Numerical investigations of the effects of different factors on the displacement of energy pile under the thermo-mechanical loads

Abstract

The displacement characteristics of energy pile are very important for its safe and sustainable operation. In order to obtain the influences of various factors on the displacement of energy pile, a thermo-mechanical coupled numerical model of energy pile with groundwater advection was established based on COMSOL Multiphysics software. The effects of thermal load, thermo-mechanical coupling load, groundwater advection, soil type, soil stratification and cooling and heating cycle operation on the displacement variation of energy pile operated in summer and winter modes were studied.

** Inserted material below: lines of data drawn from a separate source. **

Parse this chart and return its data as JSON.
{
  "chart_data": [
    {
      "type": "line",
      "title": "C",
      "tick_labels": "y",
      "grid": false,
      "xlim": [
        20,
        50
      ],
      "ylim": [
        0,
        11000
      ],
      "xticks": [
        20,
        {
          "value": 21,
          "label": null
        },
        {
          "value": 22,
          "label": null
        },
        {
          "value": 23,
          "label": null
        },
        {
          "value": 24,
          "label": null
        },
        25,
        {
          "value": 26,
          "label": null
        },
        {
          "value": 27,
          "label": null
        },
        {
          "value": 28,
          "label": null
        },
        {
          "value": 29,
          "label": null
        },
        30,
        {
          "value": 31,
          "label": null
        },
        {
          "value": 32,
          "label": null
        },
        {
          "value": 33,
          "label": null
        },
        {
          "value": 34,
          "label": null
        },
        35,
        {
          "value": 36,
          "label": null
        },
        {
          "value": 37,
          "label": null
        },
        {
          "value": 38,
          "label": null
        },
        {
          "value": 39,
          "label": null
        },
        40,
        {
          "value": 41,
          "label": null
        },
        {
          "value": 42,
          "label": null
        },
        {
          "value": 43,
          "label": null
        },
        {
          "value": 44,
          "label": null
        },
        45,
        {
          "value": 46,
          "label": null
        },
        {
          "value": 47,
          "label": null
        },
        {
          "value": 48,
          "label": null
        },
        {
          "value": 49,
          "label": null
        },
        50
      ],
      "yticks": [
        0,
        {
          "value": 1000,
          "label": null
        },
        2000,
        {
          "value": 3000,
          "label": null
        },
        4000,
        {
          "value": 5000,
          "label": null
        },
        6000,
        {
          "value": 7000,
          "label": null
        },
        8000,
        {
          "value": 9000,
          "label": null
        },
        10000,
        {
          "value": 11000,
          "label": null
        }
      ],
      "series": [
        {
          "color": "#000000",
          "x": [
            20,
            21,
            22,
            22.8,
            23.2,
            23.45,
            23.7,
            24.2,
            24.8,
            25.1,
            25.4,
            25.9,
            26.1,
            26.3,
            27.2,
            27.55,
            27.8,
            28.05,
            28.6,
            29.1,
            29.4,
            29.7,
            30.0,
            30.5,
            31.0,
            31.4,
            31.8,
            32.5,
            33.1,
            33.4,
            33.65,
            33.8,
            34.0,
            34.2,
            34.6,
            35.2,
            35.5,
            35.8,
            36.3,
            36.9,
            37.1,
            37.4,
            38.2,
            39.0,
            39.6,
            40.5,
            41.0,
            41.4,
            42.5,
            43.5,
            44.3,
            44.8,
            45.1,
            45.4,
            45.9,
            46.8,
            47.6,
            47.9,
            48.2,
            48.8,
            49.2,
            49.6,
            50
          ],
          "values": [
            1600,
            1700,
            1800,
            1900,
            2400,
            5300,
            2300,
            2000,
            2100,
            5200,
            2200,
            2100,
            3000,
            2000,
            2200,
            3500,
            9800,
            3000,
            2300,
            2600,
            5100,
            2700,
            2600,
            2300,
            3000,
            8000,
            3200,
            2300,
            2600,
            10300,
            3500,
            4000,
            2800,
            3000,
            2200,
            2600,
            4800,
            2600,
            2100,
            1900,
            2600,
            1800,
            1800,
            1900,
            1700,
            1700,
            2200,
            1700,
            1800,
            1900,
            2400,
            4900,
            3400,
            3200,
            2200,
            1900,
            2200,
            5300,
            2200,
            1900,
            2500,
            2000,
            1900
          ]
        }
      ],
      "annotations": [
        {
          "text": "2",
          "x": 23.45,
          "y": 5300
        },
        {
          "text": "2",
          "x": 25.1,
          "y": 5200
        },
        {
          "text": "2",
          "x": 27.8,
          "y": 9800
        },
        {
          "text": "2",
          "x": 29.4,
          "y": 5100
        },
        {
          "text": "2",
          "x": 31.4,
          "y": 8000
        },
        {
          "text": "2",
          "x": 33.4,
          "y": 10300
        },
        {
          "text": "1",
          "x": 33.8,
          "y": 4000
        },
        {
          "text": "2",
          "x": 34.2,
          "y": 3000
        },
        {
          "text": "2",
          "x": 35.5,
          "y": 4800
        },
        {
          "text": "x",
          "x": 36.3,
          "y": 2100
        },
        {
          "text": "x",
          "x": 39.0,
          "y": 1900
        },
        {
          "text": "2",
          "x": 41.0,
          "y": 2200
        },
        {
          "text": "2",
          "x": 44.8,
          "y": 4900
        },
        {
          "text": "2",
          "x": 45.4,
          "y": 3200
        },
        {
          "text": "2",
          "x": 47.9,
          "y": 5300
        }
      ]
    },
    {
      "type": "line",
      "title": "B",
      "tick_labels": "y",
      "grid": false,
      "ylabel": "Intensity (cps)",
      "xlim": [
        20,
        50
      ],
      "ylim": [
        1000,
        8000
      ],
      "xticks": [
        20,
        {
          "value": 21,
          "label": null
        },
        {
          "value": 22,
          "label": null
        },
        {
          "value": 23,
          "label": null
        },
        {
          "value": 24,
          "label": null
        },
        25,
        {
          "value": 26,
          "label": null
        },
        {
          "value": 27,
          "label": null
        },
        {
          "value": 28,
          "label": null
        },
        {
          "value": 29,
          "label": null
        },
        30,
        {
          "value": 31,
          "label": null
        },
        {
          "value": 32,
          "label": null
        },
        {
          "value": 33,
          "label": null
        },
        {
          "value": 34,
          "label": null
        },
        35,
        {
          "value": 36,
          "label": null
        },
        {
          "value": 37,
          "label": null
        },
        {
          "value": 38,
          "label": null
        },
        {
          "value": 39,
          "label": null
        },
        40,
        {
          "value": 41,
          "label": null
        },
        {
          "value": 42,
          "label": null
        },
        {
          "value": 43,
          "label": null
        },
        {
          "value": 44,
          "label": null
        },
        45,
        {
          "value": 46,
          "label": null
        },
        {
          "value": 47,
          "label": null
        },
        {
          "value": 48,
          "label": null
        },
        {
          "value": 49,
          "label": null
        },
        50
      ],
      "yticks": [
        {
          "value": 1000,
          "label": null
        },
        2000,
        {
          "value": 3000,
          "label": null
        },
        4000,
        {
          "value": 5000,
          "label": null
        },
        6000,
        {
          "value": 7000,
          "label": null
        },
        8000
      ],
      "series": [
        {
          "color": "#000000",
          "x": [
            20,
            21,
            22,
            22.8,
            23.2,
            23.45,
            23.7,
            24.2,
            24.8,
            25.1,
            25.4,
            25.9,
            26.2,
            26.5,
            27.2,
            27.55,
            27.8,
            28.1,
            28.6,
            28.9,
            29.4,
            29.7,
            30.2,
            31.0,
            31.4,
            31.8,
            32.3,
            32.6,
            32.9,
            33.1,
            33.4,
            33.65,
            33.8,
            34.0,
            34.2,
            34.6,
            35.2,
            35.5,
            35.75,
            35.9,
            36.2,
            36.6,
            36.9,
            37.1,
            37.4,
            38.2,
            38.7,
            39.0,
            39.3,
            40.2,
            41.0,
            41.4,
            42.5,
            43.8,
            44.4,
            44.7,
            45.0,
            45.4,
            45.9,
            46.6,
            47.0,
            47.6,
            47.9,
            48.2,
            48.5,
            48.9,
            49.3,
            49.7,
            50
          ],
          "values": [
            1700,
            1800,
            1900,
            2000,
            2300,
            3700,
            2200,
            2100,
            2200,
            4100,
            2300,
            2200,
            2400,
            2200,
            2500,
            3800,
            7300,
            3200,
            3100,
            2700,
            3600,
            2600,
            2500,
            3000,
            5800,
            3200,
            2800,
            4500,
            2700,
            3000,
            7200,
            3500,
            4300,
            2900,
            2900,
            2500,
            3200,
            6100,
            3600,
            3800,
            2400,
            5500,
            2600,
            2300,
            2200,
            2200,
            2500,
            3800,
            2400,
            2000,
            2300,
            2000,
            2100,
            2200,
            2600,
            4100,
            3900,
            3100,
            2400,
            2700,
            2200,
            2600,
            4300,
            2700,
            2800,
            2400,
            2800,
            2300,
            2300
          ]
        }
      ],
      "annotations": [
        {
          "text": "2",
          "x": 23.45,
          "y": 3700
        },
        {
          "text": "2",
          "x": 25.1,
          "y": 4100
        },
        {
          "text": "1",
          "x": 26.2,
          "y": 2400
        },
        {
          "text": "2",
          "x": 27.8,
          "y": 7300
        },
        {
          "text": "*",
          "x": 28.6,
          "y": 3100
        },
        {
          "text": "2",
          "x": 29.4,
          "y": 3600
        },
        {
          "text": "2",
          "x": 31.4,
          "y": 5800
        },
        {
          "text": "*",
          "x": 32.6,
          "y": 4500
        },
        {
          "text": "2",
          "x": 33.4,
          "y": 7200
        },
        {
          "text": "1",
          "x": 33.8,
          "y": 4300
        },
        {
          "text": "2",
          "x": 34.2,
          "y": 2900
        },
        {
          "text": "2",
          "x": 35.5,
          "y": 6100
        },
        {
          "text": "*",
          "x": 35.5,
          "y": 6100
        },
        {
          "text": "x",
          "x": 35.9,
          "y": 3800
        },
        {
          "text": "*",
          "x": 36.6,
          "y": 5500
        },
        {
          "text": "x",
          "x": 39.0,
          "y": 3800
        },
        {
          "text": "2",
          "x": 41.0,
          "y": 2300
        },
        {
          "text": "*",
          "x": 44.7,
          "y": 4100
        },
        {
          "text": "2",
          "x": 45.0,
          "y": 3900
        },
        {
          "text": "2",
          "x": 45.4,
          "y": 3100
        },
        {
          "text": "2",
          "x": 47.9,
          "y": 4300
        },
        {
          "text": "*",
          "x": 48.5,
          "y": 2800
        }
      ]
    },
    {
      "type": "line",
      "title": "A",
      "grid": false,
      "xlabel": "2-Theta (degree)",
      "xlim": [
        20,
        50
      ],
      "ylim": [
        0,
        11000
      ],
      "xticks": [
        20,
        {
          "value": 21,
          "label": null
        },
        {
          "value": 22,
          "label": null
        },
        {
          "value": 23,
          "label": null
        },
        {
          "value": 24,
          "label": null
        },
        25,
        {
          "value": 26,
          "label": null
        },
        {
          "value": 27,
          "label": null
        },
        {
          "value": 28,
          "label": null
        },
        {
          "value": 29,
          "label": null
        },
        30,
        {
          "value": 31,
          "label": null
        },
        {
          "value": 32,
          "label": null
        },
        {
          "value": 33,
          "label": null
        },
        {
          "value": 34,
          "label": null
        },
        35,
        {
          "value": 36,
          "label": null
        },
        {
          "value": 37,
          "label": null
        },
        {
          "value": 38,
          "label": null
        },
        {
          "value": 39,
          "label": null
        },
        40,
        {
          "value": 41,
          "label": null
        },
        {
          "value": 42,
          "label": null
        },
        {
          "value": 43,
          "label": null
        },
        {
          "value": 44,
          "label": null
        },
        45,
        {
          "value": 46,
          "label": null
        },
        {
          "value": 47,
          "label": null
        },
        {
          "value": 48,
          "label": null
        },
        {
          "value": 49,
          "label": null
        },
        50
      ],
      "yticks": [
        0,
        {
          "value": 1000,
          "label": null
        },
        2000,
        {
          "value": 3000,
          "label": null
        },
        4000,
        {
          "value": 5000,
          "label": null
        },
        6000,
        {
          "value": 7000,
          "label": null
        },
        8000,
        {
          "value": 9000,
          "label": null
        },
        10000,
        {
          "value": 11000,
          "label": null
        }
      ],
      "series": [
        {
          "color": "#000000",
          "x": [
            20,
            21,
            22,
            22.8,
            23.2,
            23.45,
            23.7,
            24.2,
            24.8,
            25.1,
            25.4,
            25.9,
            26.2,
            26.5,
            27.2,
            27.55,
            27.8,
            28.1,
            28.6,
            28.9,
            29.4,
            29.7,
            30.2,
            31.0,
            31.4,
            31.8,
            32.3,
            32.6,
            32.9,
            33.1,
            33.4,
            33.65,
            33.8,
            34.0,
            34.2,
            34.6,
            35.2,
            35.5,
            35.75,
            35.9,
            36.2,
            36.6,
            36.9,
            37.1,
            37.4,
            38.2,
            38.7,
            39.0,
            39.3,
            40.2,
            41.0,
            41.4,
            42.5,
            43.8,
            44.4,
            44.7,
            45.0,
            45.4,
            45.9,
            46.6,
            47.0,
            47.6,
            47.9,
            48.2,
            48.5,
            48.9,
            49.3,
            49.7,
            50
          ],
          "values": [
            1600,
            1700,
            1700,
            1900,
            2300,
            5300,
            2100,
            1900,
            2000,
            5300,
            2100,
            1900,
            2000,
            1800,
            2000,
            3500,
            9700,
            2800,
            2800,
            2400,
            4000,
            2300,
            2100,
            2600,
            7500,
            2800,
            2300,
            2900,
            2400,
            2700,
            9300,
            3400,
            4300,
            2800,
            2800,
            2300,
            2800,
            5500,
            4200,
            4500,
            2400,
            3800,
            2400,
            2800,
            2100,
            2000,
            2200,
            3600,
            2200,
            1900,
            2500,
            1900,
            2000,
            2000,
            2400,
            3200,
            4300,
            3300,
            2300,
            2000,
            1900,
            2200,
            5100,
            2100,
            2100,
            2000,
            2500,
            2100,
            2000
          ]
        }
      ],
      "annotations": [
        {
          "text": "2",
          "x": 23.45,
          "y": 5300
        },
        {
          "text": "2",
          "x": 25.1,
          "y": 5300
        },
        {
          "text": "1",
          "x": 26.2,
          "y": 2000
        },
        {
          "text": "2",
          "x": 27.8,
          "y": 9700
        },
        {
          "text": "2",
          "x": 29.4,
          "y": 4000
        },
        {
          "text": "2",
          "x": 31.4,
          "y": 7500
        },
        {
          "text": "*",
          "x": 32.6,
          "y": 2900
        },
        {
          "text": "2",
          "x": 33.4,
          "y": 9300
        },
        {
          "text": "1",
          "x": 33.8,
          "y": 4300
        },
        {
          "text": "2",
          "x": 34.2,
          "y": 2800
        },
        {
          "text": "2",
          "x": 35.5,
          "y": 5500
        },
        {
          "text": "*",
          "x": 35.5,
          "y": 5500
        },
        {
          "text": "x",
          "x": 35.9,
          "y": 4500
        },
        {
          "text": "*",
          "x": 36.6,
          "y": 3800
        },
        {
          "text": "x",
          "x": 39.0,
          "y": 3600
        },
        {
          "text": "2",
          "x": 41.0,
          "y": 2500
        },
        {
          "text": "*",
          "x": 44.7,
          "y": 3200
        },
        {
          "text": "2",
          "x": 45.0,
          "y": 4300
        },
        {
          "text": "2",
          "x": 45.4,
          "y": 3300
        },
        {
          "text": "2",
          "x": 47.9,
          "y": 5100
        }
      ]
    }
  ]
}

The results indicate that for thermal load alone, the pile displacement in summer mode can almost be restored to its initial state, and an irrecoverable pile head displacement will occur in winter mode. The lower the inlet temperature, the larger the displacement variation degree. For the thermo-mechanical coupling load, the change ratio of pile head displacement increases with the decrease of mechanical load and increases with the increase of inlet temperature in summer. For winter mode, it increases with the decrease of mechanical load and inlet temperature. In addition, the larger the advection velocity of groundwater, the more heat (cold) can be taken away from the pile, and thus the smaller the displacement changes. For the soil types and stratification, the pile head displacement in soft clay is the largest, followed by silty clay and hard clay, and the rock soil is the smallest. Moreover, the soil stratification and cooling and heating cycle operation has a significant effect on the displacement changes of energy piles and should be considered in the design of energy piles.